Classification of Breast Lesions in Digital Mammograms

M. Samulski

Master thesis 2006.

Breast cancer is the most common life-threatening type of cancer affecting women in The Netherlands. About 10% of the Dutch women have to face breast cancer in their lifetime. The success of the treatment of breast cancer largely depends on the stage of a tumor at the time of detection. If the size of the invasive cancer is smaller than 20 mm and no metastases are found, chances of successful treatment are high. Therefore, early detection of breast cancer is essential. Although mammography screening is currently the most effective tool for early detection of breast cancer, up to one-fifth of women with invasive breast cancer have a mammogram that is interpreted as normal, i.e., a false-negative mammogram result. An important cause are interpretation errors, i.e., when a radiologist sees the cancer, but classify it as benign. In addition, the number of false-positive mammogram results is quite high, more than half of women who undergo a biopsy actually have breast cancer.
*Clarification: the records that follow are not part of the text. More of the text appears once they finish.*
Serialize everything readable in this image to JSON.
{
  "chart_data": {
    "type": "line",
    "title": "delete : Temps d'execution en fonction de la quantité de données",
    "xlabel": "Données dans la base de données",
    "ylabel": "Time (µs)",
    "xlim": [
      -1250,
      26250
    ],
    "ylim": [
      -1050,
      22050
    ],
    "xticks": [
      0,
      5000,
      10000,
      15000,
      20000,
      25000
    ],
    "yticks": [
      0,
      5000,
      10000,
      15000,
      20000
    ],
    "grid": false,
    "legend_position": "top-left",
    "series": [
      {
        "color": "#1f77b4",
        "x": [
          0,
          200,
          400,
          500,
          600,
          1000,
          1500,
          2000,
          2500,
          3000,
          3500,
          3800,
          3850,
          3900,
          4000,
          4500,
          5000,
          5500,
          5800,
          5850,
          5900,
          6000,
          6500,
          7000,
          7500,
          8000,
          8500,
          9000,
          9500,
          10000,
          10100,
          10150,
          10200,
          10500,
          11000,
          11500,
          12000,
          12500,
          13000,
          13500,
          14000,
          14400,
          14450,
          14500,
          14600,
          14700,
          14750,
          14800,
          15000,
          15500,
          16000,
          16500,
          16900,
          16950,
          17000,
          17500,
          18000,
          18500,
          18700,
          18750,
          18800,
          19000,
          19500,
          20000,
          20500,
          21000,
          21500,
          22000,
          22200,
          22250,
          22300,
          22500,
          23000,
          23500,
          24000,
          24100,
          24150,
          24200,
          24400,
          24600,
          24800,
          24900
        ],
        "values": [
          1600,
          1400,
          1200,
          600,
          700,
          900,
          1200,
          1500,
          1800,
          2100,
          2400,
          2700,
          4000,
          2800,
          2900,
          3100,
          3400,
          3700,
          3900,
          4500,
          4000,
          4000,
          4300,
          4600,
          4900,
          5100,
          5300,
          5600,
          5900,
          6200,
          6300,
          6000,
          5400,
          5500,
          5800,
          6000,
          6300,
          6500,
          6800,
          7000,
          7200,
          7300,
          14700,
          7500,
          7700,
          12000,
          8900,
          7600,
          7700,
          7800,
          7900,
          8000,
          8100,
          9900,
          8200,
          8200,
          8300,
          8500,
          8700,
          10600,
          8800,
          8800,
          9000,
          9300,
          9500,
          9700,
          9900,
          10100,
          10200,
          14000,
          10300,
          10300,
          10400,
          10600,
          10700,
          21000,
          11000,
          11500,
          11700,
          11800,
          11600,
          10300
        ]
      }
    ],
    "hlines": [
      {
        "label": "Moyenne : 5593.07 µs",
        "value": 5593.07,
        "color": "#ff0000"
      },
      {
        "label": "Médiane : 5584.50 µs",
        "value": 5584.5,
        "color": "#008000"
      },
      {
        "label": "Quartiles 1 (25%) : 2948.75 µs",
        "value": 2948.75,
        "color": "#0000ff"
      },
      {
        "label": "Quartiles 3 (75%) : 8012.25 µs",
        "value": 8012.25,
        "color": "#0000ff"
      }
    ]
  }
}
To overcome such limitations, Computer-Aided Diagnosis (CAD) systems for automatic classification of breast lesions as either benign or malignant are being developed. CAD systems help radiologists with the interpretation of lesions, such that they refer less women for further examination when they actually have benign lesions. The dataset we used consists of mammographic features extracted by automated image processing algorithms from digitized mammograms of the Dutch screening programme. In this thesis we constructed several types of classifiers, i.e., Bayesian networks and support vector machines, for the task of computer-aided diagnosis of breast lesions. We evaluated the results with receiver operating characteristic (ROC) analysis to compare their classification performance. The overall conclusion is that support vector machines are still the method of choice if the aim is to maximize classification performance. Although Bayesian networks are not primarily designed for classification problems, they did not perform drastically lower. If new datasets are being constructed and more background knowledge becomes available, the advantages of Bayesian networks, i.e., incorporating domain knowledge and modeling dependencies, could play an important role in the future.